« Working on Our Democracy? |
Main
|
Overnight Open Thread »
May 16, 2010
Revenge of the Gold Bugs
Tyler Durden over at Zerohedge is a "gold bug", but until recently I've never found his arguments about the desirability of gold all that compelling. But with the Euro diving faster than a holed submarine and Europeans stampeding each other to buy up all the gold they can get their hands on, I may have to revise my opinions. Gold is trading at nearly $1250 an ounce and going higher.
This may mean that the Euro bailout has failed a week after it was begun. The markets took a look, raised their eyebrows, and continued shorting the Euro. No one seems to believe that it can succeed. The huge numbers of Europeans looking for gold bespeaks a deep lack of confidence in the Euro, and a belief that hard times rather than recovery lie ahead. Countries like Greece and Portugal are getting caught in a fatal spiral: they must implement draconian austerity measures to bring down public spending, but this in turn slows down the economy, which reduces the public and private coffers. These countries are bound to the Euro and so cannot devalue their own currencies; deflation -- and all the terrible social and political upheaval that follows -- is their only option. (We might speak of "growing their economies" as an alternative, but for deeply uncompetitive countries at the periphery of the Eurozone, this isn't an option either.)
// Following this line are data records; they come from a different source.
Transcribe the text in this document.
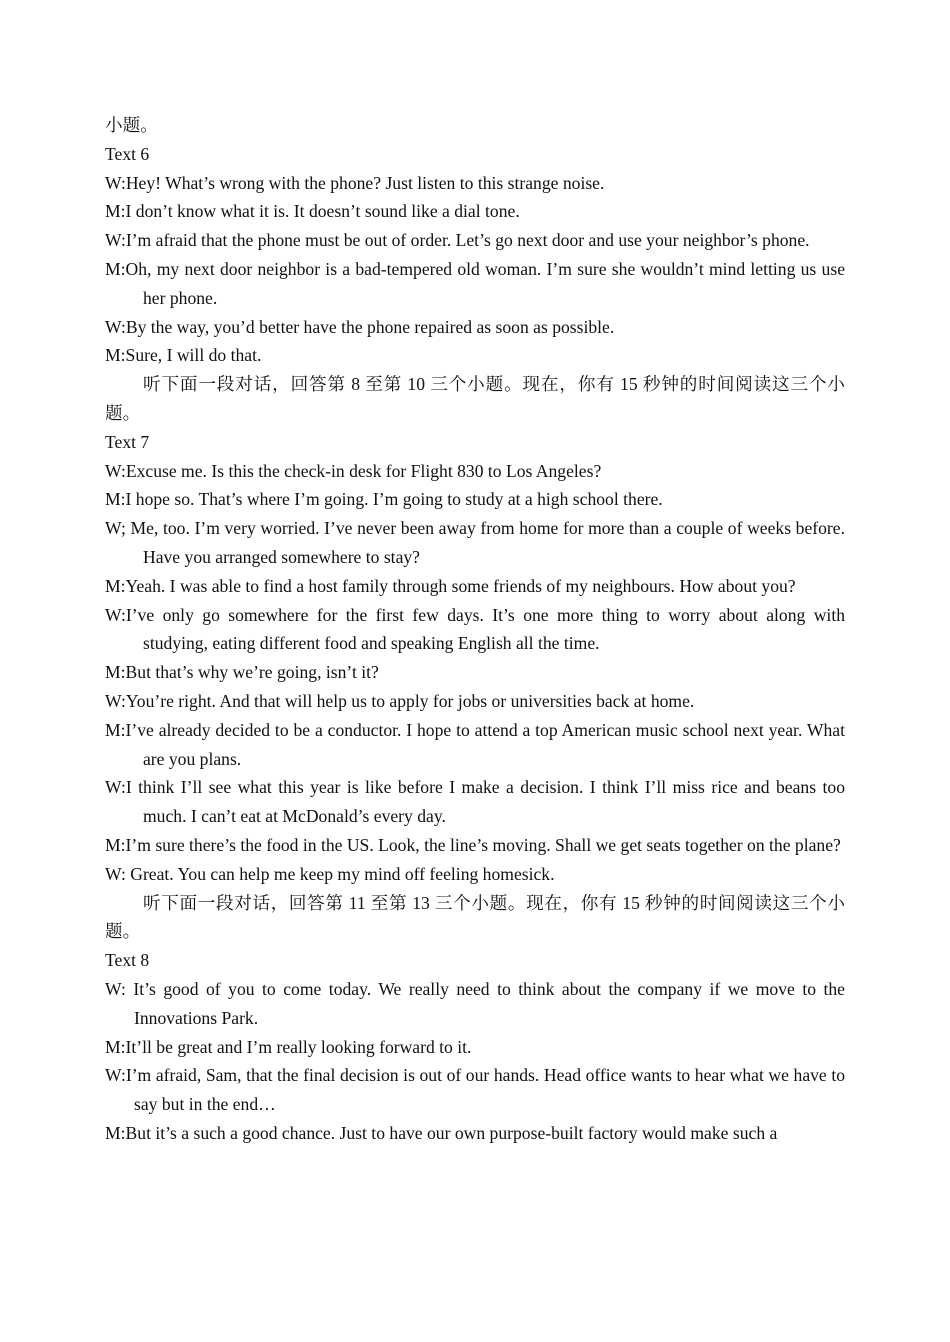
小题。

Text 6

W:Hey! What’s wrong with the phone? Just listen to this strange noise.

M:I don’t know what it is. It doesn’t sound like a dial tone.

W:I’m afraid that the phone must be out of order. Let’s go next door and use your neighbor’s phone.

M:Oh, my next door neighbor is a bad-tempered old woman. I’m sure she wouldn’t mind letting us use her phone.

W:By the way, you’d better have the phone repaired as soon as possible.

M:Sure, I will do that.

听下面一段对话，回答第 8 至第 10 三个小题。现在，你有 15 秒钟的时间阅读这三个小题。

Text 7

W:Excuse me. Is this the check-in desk for Flight 830 to Los Angeles?

M:I hope so. That’s where I’m going. I’m going to study at a high school there.

W; Me, too. I’m very worried. I’ve never been away from home for more than a couple of weeks before. Have you arranged somewhere to stay?

M:Yeah. I was able to find a host family through some friends of my neighbours. How about you?

W:I’ve only go somewhere for the first few days. It’s one more thing to worry about along with studying, eating different food and speaking English all the time.

M:But that’s why we’re going, isn’t it?

W:You’re right. And that will help us to apply for jobs or universities back at home.

M:I’ve already decided to be a conductor. I hope to attend a top American music school next year. What are you plans.

W:I think I’ll see what this year is like before I make a decision. I think I’ll miss rice and beans too much. I can’t eat at McDonald’s every day.

M:I’m sure there’s the food in the US. Look, the line’s moving. Shall we get seats together on the plane?

W: Great. You can help me keep my mind off feeling homesick.

听下面一段对话，回答第 11 至第 13 三个小题。现在，你有 15 秒钟的时间阅读这三个小题。

Text 8

W: It’s good of you to come today. We really need to think about the company if we move to the Innovations Park.

M:It’ll be great and I’m really looking forward to it.

W:I’m afraid, Sam, that the final decision is out of our hands. Head office wants to hear what we have to say but in the end…

M:But it’s a such a good chance. Just to have our own purpose-built factory would make such a
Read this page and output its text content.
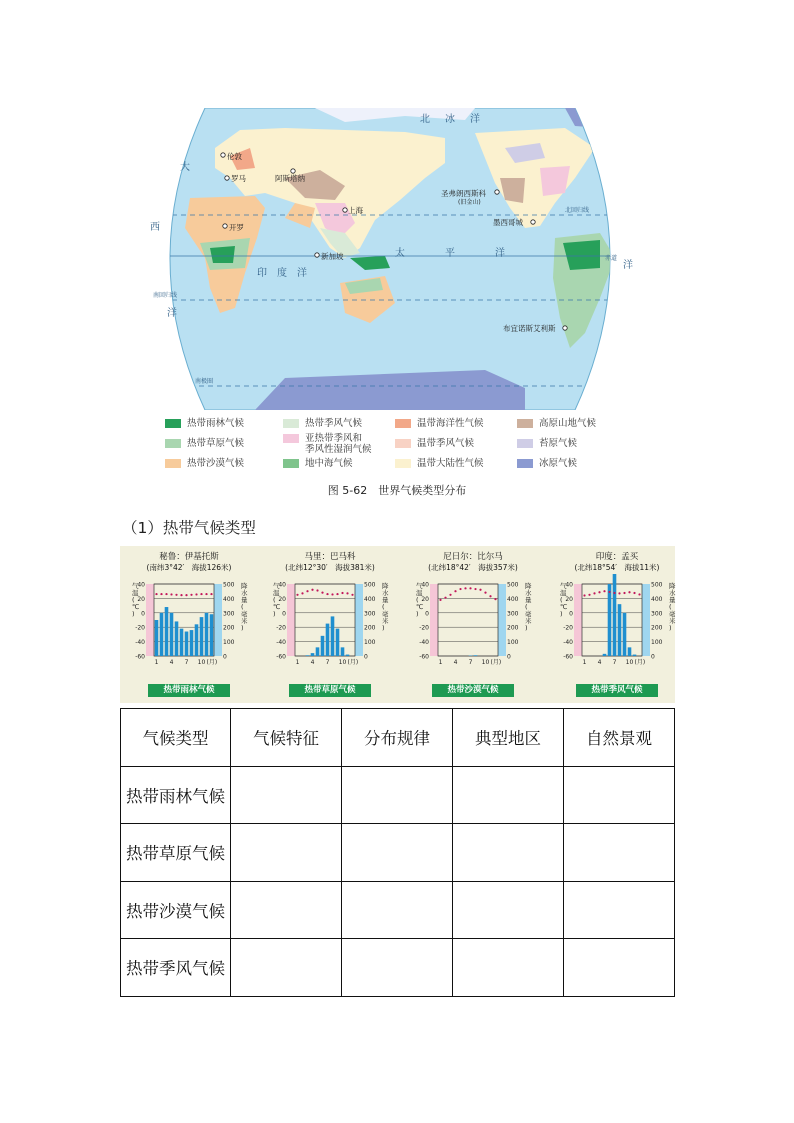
北 冰 洋
大
西
洋
太	平	洋
印 度 洋
洋
北回归线
赤道
南回归线
南极圈
伦敦
罗马	阿斯塔纳
开罗
上海
新加坡
圣弗朗西斯科
(旧金山)
墨西哥城
布宜诺斯艾利斯
热带雨林气候	热带季风气候	温带海洋性气候	高原山地气候
热带草原气候	亚热带季风和
季风性湿润气候
温带季风气候	苔原气候
热带沙漠气候	地中海气候	温带大陆性气候	冰原气候
图 5-62　世界气候类型分布
（1）热带气候类型
秘鲁：伊基托斯
(南纬3°42′　海拔126米)
40
20
0
-20
-40
-60
500
400
300
200
100
0
气温( ℃ )
降水量(毫米)
1 4 7 10 (月)
热带雨林气候
马里：巴马科
(北纬12°30′　海拔381米)
40
20
0
-20
-40
-60
500
400
300
200
100
0
气温( ℃ )
降水量(毫米)
1 4 7 10 (月)
热带草原气候
尼日尔：比尔马
(北纬18°42′　海拔357米)
40
20
0
-20
-40
-60
500
400
300
200
100
0
气温( ℃ )
降水量(毫米)
1 4 7 10 (月)
热带沙漠气候
印度：孟买
(北纬18°54′　海拔11米)
40
20
0
-20
-40
-60
500
400
300
200
100
0
气温( ℃ )
降水量(毫米)
1 4 7 10 (月)
热带季风气候
气候类型	气候特征	分布规律	典型地区	自然景观
热带雨林气候				
热带草原气候				
热带沙漠气候				
热带季风气候				
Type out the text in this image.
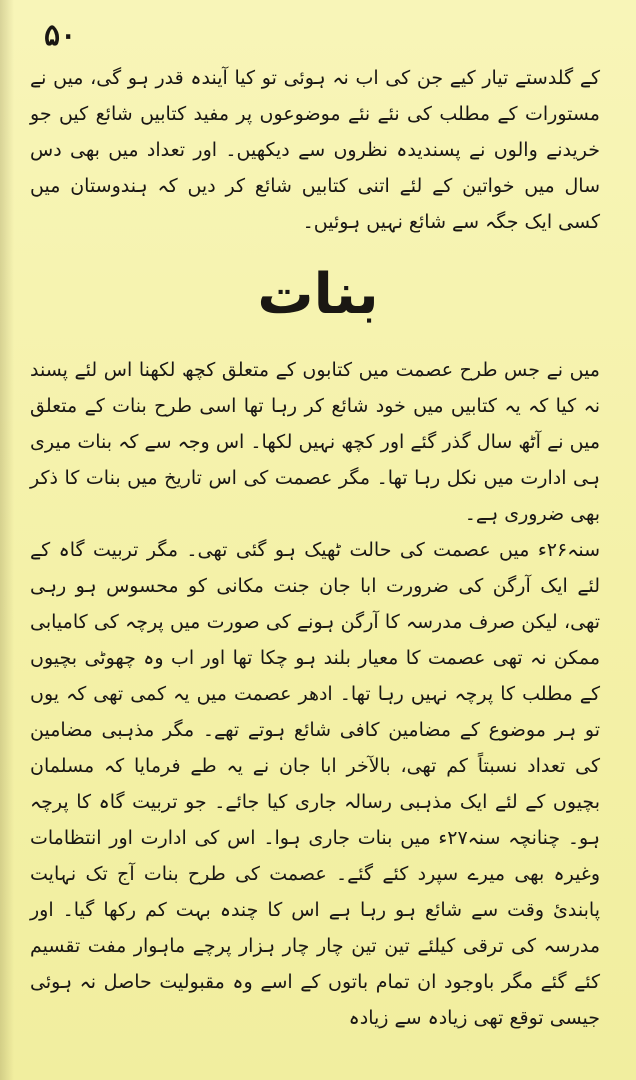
۵۰

کے گلدستے تیار کیے جن کی اب نہ ہوئی تو کیا آیندہ قدر ہو گی، میں نے مستورات کے مطلب کی نئے نئے موضوعوں پر مفید کتابیں شائع کیں جو خریدنے والوں نے پسندیدہ نظروں سے دیکھیں۔ اور تعداد میں بھی دس سال میں خواتین کے لئے اتنی کتابیں شائع کر دیں کہ ہندوستان میں کسی ایک جگہ سے شائع نہیں ہوئیں۔

بنات

میں نے جس طرح عصمت میں کتابوں کے متعلق کچھ لکھنا اس لئے پسند نہ کیا کہ یہ کتابیں میں خود شائع کر رہا تھا اسی طرح بنات کے متعلق میں نے آٹھ سال گذر گئے اور کچھ نہیں لکھا۔ اس وجہ سے کہ بنات میری ہی ادارت میں نکل رہا تھا۔ مگر عصمت کی اس تاریخ میں بنات کا ذکر بھی ضروری ہے۔

سنہ۲۶ء میں عصمت کی حالت ٹھیک ہو گئی تھی۔ مگر تربیت گاہ کے لئے ایک آرگن کی ضرورت ابا جان جنت مکانی کو محسوس ہو رہی تھی، لیکن صرف مدرسہ کا آرگن ہونے کی صورت میں پرچہ کی کامیابی ممکن نہ تھی عصمت کا معیار بلند ہو چکا تھا اور اب وہ چھوٹی بچیوں کے مطلب کا پرچہ نہیں رہا تھا۔ ادھر عصمت میں یہ کمی تھی کہ یوں تو ہر موضوع کے مضامین کافی شائع ہوتے تھے۔ مگر مذہبی مضامین کی تعداد نسبتاً کم تھی، بالآخر ابا جان نے یہ طے فرمایا کہ مسلمان بچیوں کے لئے ایک مذہبی رسالہ جاری کیا جائے۔ جو تربیت گاہ کا پرچہ ہو۔ چنانچہ سنہ۲۷ء میں بنات جاری ہوا۔ اس کی ادارت اور انتظامات وغیرہ بھی میرے سپرد کئے گئے۔ عصمت کی طرح بنات آج تک نہایت پابندیٔ وقت سے شائع ہو رہا ہے اس کا چندہ بہت کم رکھا گیا۔ اور مدرسہ کی ترقی کیلئے تین تین چار چار ہزار پرچے ماہوار مفت تقسیم کئے گئے مگر باوجود ان تمام باتوں کے اسے وہ مقبولیت حاصل نہ ہوئی جیسی توقع تھی زیادہ سے زیادہ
Greece is casting about for someone to blame their troubles on (besides themselves, that is) and have settled on...the Americans! (Or at least US investment banks.) To me this simply means that Greece is trying desperately to open some safety valves so that their own population have some outlet for their anger besides the government. To the investment community, it's simply another sign that the Greeks either will not or cannot pay their debts.
And via Instapundit, we get this story that indicates how low the trust in the European Central Bank (ECB) has fallen in the investment community. The so-called "nuclear option" -- where the ECB directly intervenes into the bond markets of the Euro nations and backstops them -- violates a core ECB tenet of "independence". The EU bureaucrats are completely ignoring their own rules and regulations now; it's panic-time in Brussels, Paris, and Berlin.
The EU may yet slap on enough bandages and sticking-plaster to stop the bleeding for a time, but the wounds are probably mortal. Many analysts both here and in Europe seem to think that the main question now is not if the Euro will collapse, but when.
How should Americans feel about the demise of the Euro, if it comes about? It's possible that a Euro collapse could trigger a wave of sovereign defaults all across Europe, and the ripples would inevitably fetch up here. It could tip us over from a really bad recession into an all-out global depression (if indeed we are not already in one).